We have not determined the amount of net proceeds to be used specifically for any of these purposes. As a result, our management will have broad discretion in the application of the net proceeds from this offering and you will not have the opportunity as part of your investment decision to assess whether the net proceeds are being used in a manner of which you approve.

Our class A common stock is listed on The Nasdaq Global Select Market under the trading symbol “MSTR.” On February 15, 2023, the last sale price of our class A common stock as reported on The Nasdaq Global Select Market was $298.40 per share.

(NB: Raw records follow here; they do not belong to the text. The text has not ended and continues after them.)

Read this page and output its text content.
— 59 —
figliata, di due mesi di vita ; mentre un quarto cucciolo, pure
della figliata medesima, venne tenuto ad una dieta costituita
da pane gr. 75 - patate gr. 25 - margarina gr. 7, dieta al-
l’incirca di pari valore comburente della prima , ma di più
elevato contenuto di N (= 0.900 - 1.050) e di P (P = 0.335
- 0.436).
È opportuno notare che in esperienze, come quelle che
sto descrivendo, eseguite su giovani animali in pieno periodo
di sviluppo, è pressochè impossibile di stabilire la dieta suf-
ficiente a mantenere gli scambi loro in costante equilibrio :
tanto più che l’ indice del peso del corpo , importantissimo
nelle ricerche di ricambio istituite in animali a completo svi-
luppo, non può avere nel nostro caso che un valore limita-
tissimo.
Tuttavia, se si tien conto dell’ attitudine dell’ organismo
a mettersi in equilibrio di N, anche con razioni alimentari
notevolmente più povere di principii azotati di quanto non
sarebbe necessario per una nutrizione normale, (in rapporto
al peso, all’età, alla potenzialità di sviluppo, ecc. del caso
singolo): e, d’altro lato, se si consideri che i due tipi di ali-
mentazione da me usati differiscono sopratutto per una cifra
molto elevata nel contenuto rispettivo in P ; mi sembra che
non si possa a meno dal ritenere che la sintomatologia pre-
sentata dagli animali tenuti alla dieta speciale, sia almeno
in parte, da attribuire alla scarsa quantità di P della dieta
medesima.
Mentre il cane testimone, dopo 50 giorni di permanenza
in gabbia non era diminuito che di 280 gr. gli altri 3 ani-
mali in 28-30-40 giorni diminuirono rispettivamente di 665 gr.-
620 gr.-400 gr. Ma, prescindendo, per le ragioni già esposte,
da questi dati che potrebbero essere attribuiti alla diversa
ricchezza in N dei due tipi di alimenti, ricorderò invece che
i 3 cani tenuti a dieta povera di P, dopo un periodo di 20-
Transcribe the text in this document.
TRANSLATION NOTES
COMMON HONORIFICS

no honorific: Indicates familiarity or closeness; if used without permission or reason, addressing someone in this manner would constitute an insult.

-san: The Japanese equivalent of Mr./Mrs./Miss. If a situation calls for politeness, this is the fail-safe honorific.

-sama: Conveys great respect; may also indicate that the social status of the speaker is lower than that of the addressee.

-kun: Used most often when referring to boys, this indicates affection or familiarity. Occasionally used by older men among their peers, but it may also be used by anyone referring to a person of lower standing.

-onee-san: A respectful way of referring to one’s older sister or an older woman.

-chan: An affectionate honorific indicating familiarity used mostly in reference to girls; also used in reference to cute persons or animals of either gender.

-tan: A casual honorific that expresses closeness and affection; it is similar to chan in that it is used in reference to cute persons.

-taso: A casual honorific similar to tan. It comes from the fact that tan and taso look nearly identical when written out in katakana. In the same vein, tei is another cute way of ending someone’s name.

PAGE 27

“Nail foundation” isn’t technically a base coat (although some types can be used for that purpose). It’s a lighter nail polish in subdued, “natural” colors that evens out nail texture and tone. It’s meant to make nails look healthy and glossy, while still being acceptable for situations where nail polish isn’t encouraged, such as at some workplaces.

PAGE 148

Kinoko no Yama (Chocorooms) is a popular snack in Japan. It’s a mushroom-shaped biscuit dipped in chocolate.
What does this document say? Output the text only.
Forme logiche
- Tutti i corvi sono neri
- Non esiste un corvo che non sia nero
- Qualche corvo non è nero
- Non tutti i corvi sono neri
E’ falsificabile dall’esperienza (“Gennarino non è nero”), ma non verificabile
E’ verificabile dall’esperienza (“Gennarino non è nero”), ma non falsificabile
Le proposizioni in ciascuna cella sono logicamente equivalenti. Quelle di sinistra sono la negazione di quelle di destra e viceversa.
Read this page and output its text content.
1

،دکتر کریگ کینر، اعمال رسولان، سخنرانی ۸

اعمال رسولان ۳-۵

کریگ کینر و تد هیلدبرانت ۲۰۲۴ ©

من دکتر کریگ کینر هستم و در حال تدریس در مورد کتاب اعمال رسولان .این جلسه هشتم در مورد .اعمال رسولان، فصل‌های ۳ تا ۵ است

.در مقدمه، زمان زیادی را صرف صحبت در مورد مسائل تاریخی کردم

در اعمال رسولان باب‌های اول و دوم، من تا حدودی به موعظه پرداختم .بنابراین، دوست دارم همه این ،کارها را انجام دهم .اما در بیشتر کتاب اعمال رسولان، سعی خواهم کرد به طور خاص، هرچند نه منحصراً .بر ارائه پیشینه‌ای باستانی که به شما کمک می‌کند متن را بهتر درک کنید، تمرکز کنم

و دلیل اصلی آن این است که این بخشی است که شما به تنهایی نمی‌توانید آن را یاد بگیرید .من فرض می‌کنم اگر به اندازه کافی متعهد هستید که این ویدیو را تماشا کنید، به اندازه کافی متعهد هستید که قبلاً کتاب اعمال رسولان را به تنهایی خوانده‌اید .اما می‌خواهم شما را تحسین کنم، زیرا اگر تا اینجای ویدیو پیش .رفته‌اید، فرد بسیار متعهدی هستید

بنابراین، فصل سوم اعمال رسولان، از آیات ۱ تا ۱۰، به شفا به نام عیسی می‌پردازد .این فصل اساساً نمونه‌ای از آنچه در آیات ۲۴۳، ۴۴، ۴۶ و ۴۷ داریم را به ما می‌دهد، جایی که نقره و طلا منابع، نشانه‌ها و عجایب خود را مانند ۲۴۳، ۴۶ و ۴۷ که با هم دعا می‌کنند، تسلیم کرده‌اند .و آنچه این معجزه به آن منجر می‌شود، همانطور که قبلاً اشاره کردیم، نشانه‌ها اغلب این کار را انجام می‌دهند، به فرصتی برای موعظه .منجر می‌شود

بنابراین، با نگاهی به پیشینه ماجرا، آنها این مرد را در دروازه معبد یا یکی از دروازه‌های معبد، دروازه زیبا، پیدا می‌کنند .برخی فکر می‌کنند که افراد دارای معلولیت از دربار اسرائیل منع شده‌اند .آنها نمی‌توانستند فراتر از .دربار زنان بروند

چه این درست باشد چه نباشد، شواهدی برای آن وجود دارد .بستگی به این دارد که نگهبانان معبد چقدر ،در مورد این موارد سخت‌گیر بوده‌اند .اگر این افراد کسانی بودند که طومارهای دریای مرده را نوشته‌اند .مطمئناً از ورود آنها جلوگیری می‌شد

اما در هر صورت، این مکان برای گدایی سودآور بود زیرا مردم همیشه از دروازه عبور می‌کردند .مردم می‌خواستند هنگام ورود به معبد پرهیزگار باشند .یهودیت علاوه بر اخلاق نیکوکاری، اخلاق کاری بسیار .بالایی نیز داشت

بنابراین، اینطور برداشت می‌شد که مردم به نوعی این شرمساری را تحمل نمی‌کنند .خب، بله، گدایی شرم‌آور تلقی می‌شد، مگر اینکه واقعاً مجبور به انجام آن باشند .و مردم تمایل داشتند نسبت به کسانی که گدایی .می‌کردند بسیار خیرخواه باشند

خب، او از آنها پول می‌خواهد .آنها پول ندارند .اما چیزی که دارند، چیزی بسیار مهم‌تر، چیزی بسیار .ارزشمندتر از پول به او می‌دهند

Our business and an investment in our class A common stock involve significant risks. These risks are described under the caption “Risk Factors” beginning on page S-8 of the Prior Prospectus and in the documents incorporated by reference into the Prior Prospectus.

Neither the Securities and Exchange Commission nor any state securities commission has approved or disapproved of these securities or passed upon the adequacy or accuracy of this prospectus supplement or the accompanying prospectus. Any representation to the contrary is a criminal offense.